In cosa l’Ungheria può arricchire l’Europa?
La puszta, il gulyás/gulasch, Béla Bartók, Péter Esterházy, Imre Kertész, András Schiff, il lago Balaton. E poi aggiungerei anche la rivoluzione che abbiamo avuto nel 1956. Che è una storia molto, ma molto più sfaccettata di come la si interpreta oggi. C’è poi da dire che sono cose molto diverse quelle che può offrire il popolo dell’Ungheria, rispetto a quelle che può offrire il governo del paese, o l’ideologia ufficiale del paese, o i suoi intellettuali, o la sua clientela economica, la sua terra, il suo paesaggio. Bisogna scegliere. Penso che ognuna di queste scelte possa comportare degli insegnamenti interessanti.
Perché scrive?
Detto così sembra una cosa strana, ma l’obiettivo della letteratura in fondo è il lettore. Arrivare a qualcuno, a una persona che non sappiamo chi sia. Essere presenti in un luogo estraneo, a qualcuno che è diverso da te, che non sei tu. A me non interessa il lettore, nel senso che non ci penso quando scrivo, eppure scrivo per lui, non è vero? Ci si metterebbe a scrivere sapendo che mai nessuno leggerà quelle righe, le storie su cui si sta lavorando?
Dio probabilmente non sa leggere; lui, secondo me, è un analfabeta. Lo lascerei fuori da questo discorso dunque. Per quanto mi riguarda, scrivo anche per aver meno paura. Al contrario di molti scrittori, io amo scrivere. La scrittura è ubriacatura, è sogno, è cinema, è Amarcord. Una certa, meravigliosa forma del respirare. Sono nello stesso posto, eppure sono anche altrove. Sono lontanissimo, eppure non mi sono mai mosso.

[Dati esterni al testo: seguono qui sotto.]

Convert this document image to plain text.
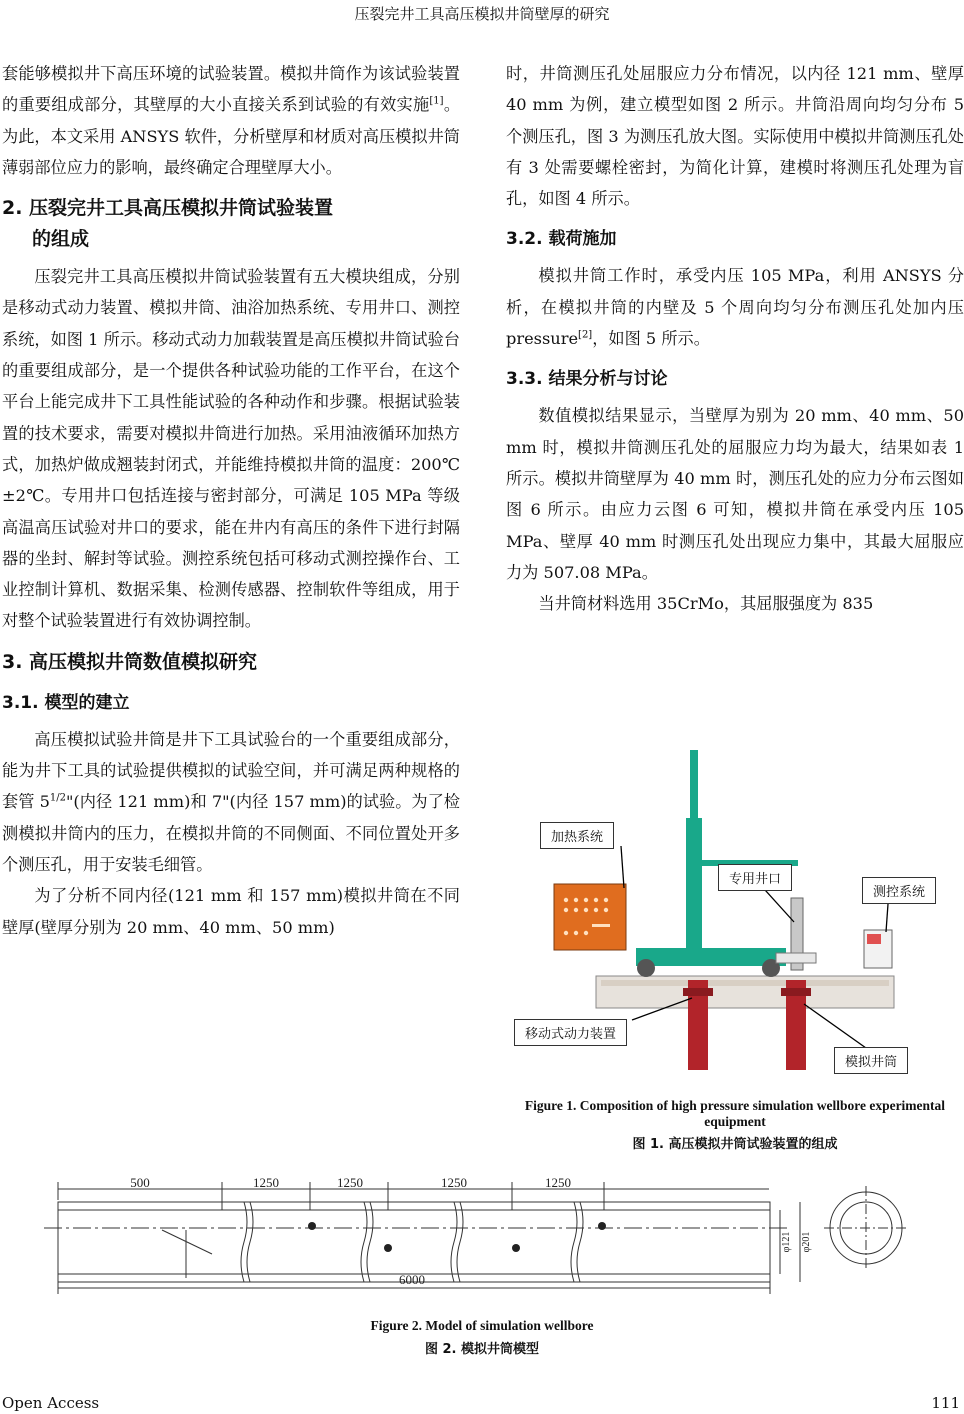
压裂完井工具高压模拟井筒壁厚的研究

套能够模拟井下高压环境的试验装置。模拟井筒作为该试验装置的重要组成部分，其壁厚的大小直接关系到试验的有效实施[1]。为此，本文采用 ANSYS 软件，分析壁厚和材质对高压模拟井筒薄弱部位应力的影响，最终确定合理壁厚大小。

2. 压裂完井工具高压模拟井筒试验装置
的组成

压裂完井工具高压模拟井筒试验装置有五大模块组成，分别是移动式动力装置、模拟井筒、油浴加热系统、专用井口、测控系统，如图 1 所示。移动式动力加载装置是高压模拟井筒试验台的重要组成部分，是一个提供各种试验功能的工作平台，在这个平台上能完成井下工具性能试验的各种动作和步骤。根据试验装置的技术要求，需要对模拟井筒进行加热。采用油液循环加热方式，加热炉做成翘装封闭式，并能维持模拟井筒的温度：200℃ ±2℃。专用井口包括连接与密封部分，可满足 105 MPa 等级高温高压试验对井口的要求，能在井内有高压的条件下进行封隔器的坐封、解封等试验。测控系统包括可移动式测控操作台、工业控制计算机、数据采集、检测传感器、控制软件等组成，用于对整个试验装置进行有效协调控制。

3. 高压模拟井筒数值模拟研究
3.1. 模型的建立

高压模拟试验井筒是井下工具试验台的一个重要组成部分，能为井下工具的试验提供模拟的试验空间，并可满足两种规格的套管 $5^{1/2}$"(内径 121 mm)和 7"(内径 157 mm)的试验。为了检测模拟井筒内的压力，在模拟井筒的不同侧面、不同位置处开多个测压孔，用于安装毛细管。

为了分析不同内径(121 mm 和 157 mm)模拟井筒在不同壁厚(壁厚分别为 20 mm、40 mm、50 mm)

时，井筒测压孔处屈服应力分布情况，以内径 121 mm、壁厚 40 mm 为例，建立模型如图 2 所示。井筒沿周向均匀分布 5 个测压孔，图 3 为测压孔放大图。实际使用中模拟井筒测压孔处有 3 处需要螺栓密封，为简化计算，建模时将测压孔处理为盲孔，如图 4 所示。

3.2. 载荷施加

模拟井筒工作时，承受内压 105 MPa，利用 ANSYS 分析，在模拟井筒的内壁及 5 个周向均匀分布测压孔处加内压 pressure[2]，如图 5 所示。

3.3. 结果分析与讨论

数值模拟结果显示，当壁厚为别为 20 mm、40 mm、50 mm 时，模拟井筒测压孔处的屈服应力均为最大，结果如表 1 所示。模拟井筒壁厚为 40 mm 时，测压孔处的应力分布云图如图 6 所示。由应力云图 6 可知，模拟井筒在承受内压 105 MPa、壁厚 40 mm 时测压孔处出现应力集中，其最大屈服应力为 507.08 MPa。

当井筒材料选用 35CrMo，其屈服强度为 835

加热系统
专用井口
测控系统
移动式动力装置
模拟井筒
Figure 1. Composition of high pressure simulation wellbore experimental equipment
图 1. 高压模拟井筒试验装置的组成
500	1250	1250	1250	1250
6000
φ121 φ201
Figure 2. Model of simulation wellbore
图 2. 模拟井筒模型
Open Access	111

Diversi autori ungheresi recentemente pubblicati in Italia – lei, Ádám Bodor, László Krasznahorkai – sono accomunati da uno sguardo allucinato e inquietato sulla realtà, molto diverso da quello a cui siamo stati abituati per esempio dalla letteratura anglofona. Questo sguardo ha radici comuni?

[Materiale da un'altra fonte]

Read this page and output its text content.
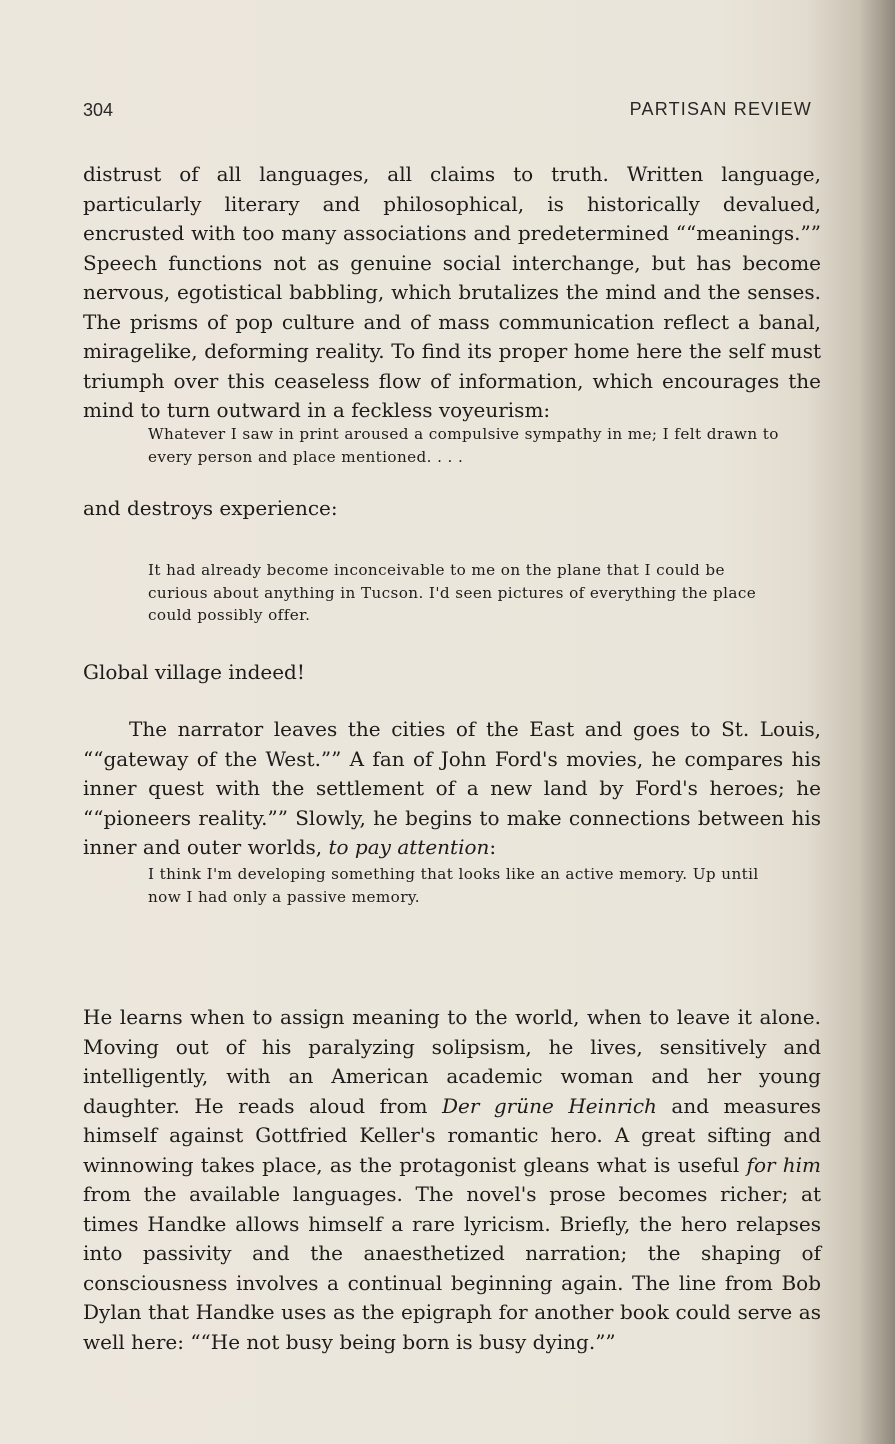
304	PARTISAN REVIEW

distrust of all languages, all claims to truth. Written language, particularly literary and philosophical, is historically devalued, encrusted with too many associations and predetermined ““meanings.”” Speech functions not as genuine social interchange, but has become nervous, egotistical babbling, which brutalizes the mind and the senses. The prisms of pop culture and of mass communication reflect a banal, miragelike, deforming reality. To find its proper home here the self must triumph over this ceaseless flow of information, which encourages the mind to turn outward in a feckless voyeurism:

Whatever I saw in print aroused a compulsive sympathy in me; I felt drawn to every person and place mentioned. . . .

and destroys experience:

It had already become inconceivable to me on the plane that I could be curious about anything in Tucson. I'd seen pictures of everything the place could possibly offer.

Global village indeed!

The narrator leaves the cities of the East and goes to St. Louis, ““gateway of the West.”” A fan of John Ford's movies, he compares his inner quest with the settlement of a new land by Ford's heroes; he ““pioneers reality.”” Slowly, he begins to make connections between his inner and outer worlds, to pay attention:

I think I'm developing something that looks like an active memory. Up until now I had only a passive memory.

He learns when to assign meaning to the world, when to leave it alone. Moving out of his paralyzing solipsism, he lives, sensitively and intelligently, with an American academic woman and her young daughter. He reads aloud from Der grüne Heinrich and measures himself against Gottfried Keller's romantic hero. A great sifting and winnowing takes place, as the protagonist gleans what is useful for him from the available languages. The novel's prose becomes richer; at times Handke allows himself a rare lyricism. Briefly, the hero relapses into passivity and the anaesthetized narration; the shaping of consciousness involves a continual beginning again. The line from Bob Dylan that Handke uses as the epigraph for another book could serve as well here: ““He not busy being born is busy dying.””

Quello che posso dire di certo è che questa letteratura così variegata ha un comune denominatore, e cioè il fatto che Krasznahorkai, Bodor, e naturalmente anche Imre Kertész o Péter Nádas hanno già avuto modo di incontrare il Mostro. Il mostro è uno speciale fenomeno est-europeo. Ogni tanto appare, a volte si trattiene a lungo, e non si può nemmeno dire che incrudelisca più di tanto, capita anzi che faccia quasi le moine. Per quanto riguarda Péter Esterházy non posso dire con certezza che l’abbia visto, ma di sicuro ha avuto modo di osservare piuttosto da vicino i segni dell’attività di questo mostro.

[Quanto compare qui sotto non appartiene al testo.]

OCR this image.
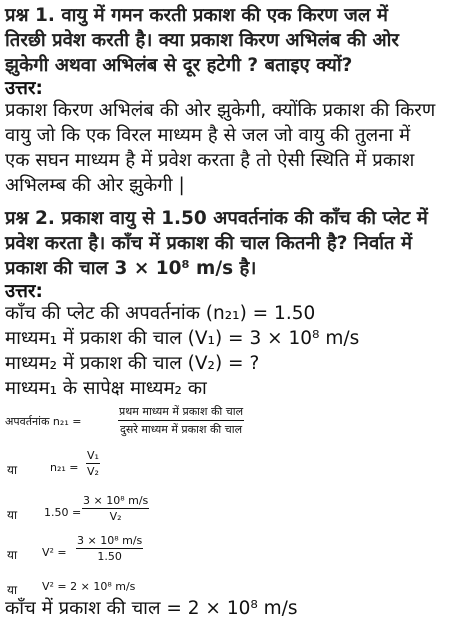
प्रश्न 1. वायु में गमन करती प्रकाश की एक किरण जल में
तिरछी प्रवेश करती है। क्या प्रकाश किरण अभिलंब की ओर
झुकेगी अथवा अभिलंब से दूर हटेगी ? बताइए क्यों?
उत्तर:
प्रकाश किरण अभिलंब की ओर झुकेगी, क्योंकि प्रकाश की किरण
वायु जो कि एक विरल माध्यम है से जल जो वायु की तुलना में
एक सघन माध्यम है में प्रवेश करता है तो ऐसी स्थिति में प्रकाश
अभिलम्ब की ओर झुकेगी |
प्रश्न 2. प्रकाश वायु से 1.50 अपवर्तनांक की काँच की प्लेट में
प्रवेश करता है। काँच में प्रकाश की चाल कितनी है? निर्वात में
प्रकाश की चाल 3 × 10⁸ m/s है।
उत्तर:
काँच की प्लेट की अपवर्तनांक (n₂₁) = 1.50
माध्यम₁ में प्रकाश की चाल (V₁) = 3 × 10⁸ m/s
माध्यम₂ में प्रकाश की चाल (V₂) = ?
माध्यम₁ के सापेक्ष माध्यम₂ का
अपवर्तनांक n₂₁ =
प्रथम माध्यम में प्रकाश की चाल
दुसरे माध्यम में प्रकाश की चाल
या	$n_{21} = \frac{\text{V₁}}{\text{V₂}}$
या $1.50 = \frac{\text{3 × 10⁸ m/s}}{\text{V₂}}$
या $V^2 = \frac{\text{3 × 10⁸ m/s}}{1.50}$
या V² = 2 × 10⁸ m/s
काँच में प्रकाश की चाल = 2 × 10⁸ m/s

Chi ha incontrato il mostro del luogo almeno una volta, da allora in poi non si sforzerà più di mettere le proprie frasi in giacca e cravatta, non le pettinerà più come se dovessero servire per una dissertazione politicamente corretta in occasione di qualche educata conferenza. Serve un abbigliamento diverso quando si sa che quel mostro, quella specie di orco, non è andato via, e di conseguenza può ricomparire in qualsiasi momento.